Per the news portal, the digital asset has made its way into the realm of organized crime. In fact, after sleuthing through online black markets, only accessible via Tor, The Independent determined that these shadowed marketplaces are filled to the brim with V-Bucks. No, this isn’t your average “GET FREE V-Bucks, ACT FAST” swindle, these V-Bucks are the real deal. As bonafide lines of code can get, anyway.
In collaboration with Sixgill, a leading cybersecurity firm, the Brit-run outlet revealed that V-Bucks obtained via stolen credit cards, an accessory associated with money laundering schemes, were being liquidated en-masse. Corroborating Fortnite’s newfound, still growing presence on the dark web, Sixgill also determined that mentions of “Fortnite” have skyrocketed in correlation with the game’s swelling profit figures.
No estimates have been made as to how much has been generated from this innovative scheme. But considering Fortnite’s popularity, I wouldn’t be surprised if these ingenious, yet shady entrepreneurs are visiting their local Lamborghini dealerships.
But will they get a Huracán or Aventador? How about a Veneno?
Where Does Bitcoin Fit Into This Imbroglio?
You may be left asking, what’s role does Bitcoin play in all this? Well, let me explain.
As I hinted at earlier, this accentuates that the narrative that cryptocurrencies are inherently a criminal’s sole tool doesn’t hold its water. Over the years, pundits and incumbents have called for a blanket ban on Bitcoin, specifically due to the blockchain network’s supposed ability to single-handedly enable global crime. Yet, with this new Fortnite information in mind, shouldn’t regulators call to ban Fortnite?
The fact of the matter is, they aren’t. This shouldn’t come as any surprise either, as global governments have infamously been oblivious to much of the dark web’s happenings, save for when it involves Bitcoin (look at the Silk Road).
In my eyes, governments see Bitcoin as a growing threat to their continued survival. So said entities may just be using cases of crypto-related money laundering to justify stringent regulatory action (or a lack thereof).
Weiss’ Cryptocurrency Ratings arm touched on this subject matter. Weiss explained that if 5% (a quite liberal estimate) of all Bitcoin transactions aren’t “clean,” $21.2 billion in BTC was used in illicit activities in 2017. Although this figure may seem nebulous, likely incomprehensible for effectively every human alive, the $21.2 billion sum pales in comparison to fiat’s purported role in criminal activity.
In fact, in 2009, the United Nations estimated that criminal activity accounted for 3.7% of worldwide GDP at the time. If this figure has held up over time, that would mean crime is an industry that generates $3.5 trillion each and every year.
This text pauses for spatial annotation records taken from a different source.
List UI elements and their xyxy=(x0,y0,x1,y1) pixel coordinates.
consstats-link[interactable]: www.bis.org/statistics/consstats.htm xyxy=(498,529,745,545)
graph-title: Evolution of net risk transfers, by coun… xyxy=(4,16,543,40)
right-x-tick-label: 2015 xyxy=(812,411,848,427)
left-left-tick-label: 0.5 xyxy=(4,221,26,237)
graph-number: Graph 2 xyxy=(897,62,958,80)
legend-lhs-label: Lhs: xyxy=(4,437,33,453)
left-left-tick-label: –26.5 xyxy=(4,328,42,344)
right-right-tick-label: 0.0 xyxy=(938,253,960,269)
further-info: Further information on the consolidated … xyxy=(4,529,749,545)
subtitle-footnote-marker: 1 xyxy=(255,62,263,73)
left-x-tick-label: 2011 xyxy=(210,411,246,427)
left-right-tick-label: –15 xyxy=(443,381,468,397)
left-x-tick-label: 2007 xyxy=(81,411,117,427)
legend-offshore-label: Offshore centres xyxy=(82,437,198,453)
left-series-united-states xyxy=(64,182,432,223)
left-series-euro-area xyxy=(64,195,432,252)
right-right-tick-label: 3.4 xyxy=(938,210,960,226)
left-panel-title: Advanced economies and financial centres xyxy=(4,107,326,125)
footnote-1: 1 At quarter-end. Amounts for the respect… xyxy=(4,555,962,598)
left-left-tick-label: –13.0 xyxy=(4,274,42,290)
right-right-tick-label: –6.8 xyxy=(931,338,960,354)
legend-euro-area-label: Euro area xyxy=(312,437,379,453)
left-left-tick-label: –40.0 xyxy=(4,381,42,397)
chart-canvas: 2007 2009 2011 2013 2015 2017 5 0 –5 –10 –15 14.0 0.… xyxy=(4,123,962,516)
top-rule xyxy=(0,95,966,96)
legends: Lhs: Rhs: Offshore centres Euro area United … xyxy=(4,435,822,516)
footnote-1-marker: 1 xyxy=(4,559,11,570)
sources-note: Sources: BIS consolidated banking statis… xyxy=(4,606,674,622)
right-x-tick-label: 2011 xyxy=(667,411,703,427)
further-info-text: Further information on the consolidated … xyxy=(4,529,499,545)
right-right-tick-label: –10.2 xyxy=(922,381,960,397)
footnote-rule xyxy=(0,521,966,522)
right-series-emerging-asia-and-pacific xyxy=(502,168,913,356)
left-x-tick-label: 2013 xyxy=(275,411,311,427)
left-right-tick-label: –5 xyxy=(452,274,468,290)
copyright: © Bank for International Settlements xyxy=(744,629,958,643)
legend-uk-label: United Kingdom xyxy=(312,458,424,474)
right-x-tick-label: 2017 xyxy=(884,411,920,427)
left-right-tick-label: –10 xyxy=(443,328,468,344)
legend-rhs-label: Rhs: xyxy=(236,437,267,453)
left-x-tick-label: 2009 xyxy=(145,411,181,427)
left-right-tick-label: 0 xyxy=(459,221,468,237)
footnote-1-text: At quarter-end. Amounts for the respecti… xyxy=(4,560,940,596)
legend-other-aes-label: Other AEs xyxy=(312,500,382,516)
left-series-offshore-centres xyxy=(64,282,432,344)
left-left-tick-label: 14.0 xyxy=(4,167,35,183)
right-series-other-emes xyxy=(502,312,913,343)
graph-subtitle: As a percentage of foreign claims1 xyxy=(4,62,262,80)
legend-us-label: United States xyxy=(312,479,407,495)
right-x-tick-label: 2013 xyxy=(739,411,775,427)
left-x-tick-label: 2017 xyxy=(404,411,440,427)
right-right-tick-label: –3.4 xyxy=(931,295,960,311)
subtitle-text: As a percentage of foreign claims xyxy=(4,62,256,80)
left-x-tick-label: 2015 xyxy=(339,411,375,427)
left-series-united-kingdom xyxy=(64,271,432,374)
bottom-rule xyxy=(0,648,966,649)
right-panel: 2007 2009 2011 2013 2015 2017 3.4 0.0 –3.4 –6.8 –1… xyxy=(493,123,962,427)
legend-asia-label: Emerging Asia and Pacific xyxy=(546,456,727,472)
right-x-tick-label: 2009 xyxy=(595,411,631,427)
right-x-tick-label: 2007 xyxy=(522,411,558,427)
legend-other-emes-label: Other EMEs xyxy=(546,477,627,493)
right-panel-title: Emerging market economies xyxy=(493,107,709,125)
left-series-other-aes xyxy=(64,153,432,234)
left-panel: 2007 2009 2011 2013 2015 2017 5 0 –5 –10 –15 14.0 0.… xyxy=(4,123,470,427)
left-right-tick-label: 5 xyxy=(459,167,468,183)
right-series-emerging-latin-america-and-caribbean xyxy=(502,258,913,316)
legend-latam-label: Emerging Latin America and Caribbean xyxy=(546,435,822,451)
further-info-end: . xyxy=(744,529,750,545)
So, shouldn’t governments ban money?
They aren’t going too, of course. So I say it again, this time with more conviction — the anti-crypto narrative of money laundering is flawed, sensationalized, and simple, utter drivel.
Leigh Cuen, a leading crypto reporter, encapsulated the dichotomy between anti-crypto regulators and pro-crypto rationalists best. In a scathing Twitter quip centered around the V-Bucks debacle, Cuen wrote:
“Literally everything can be used illicitly, cryptocurrency is not unique in this.”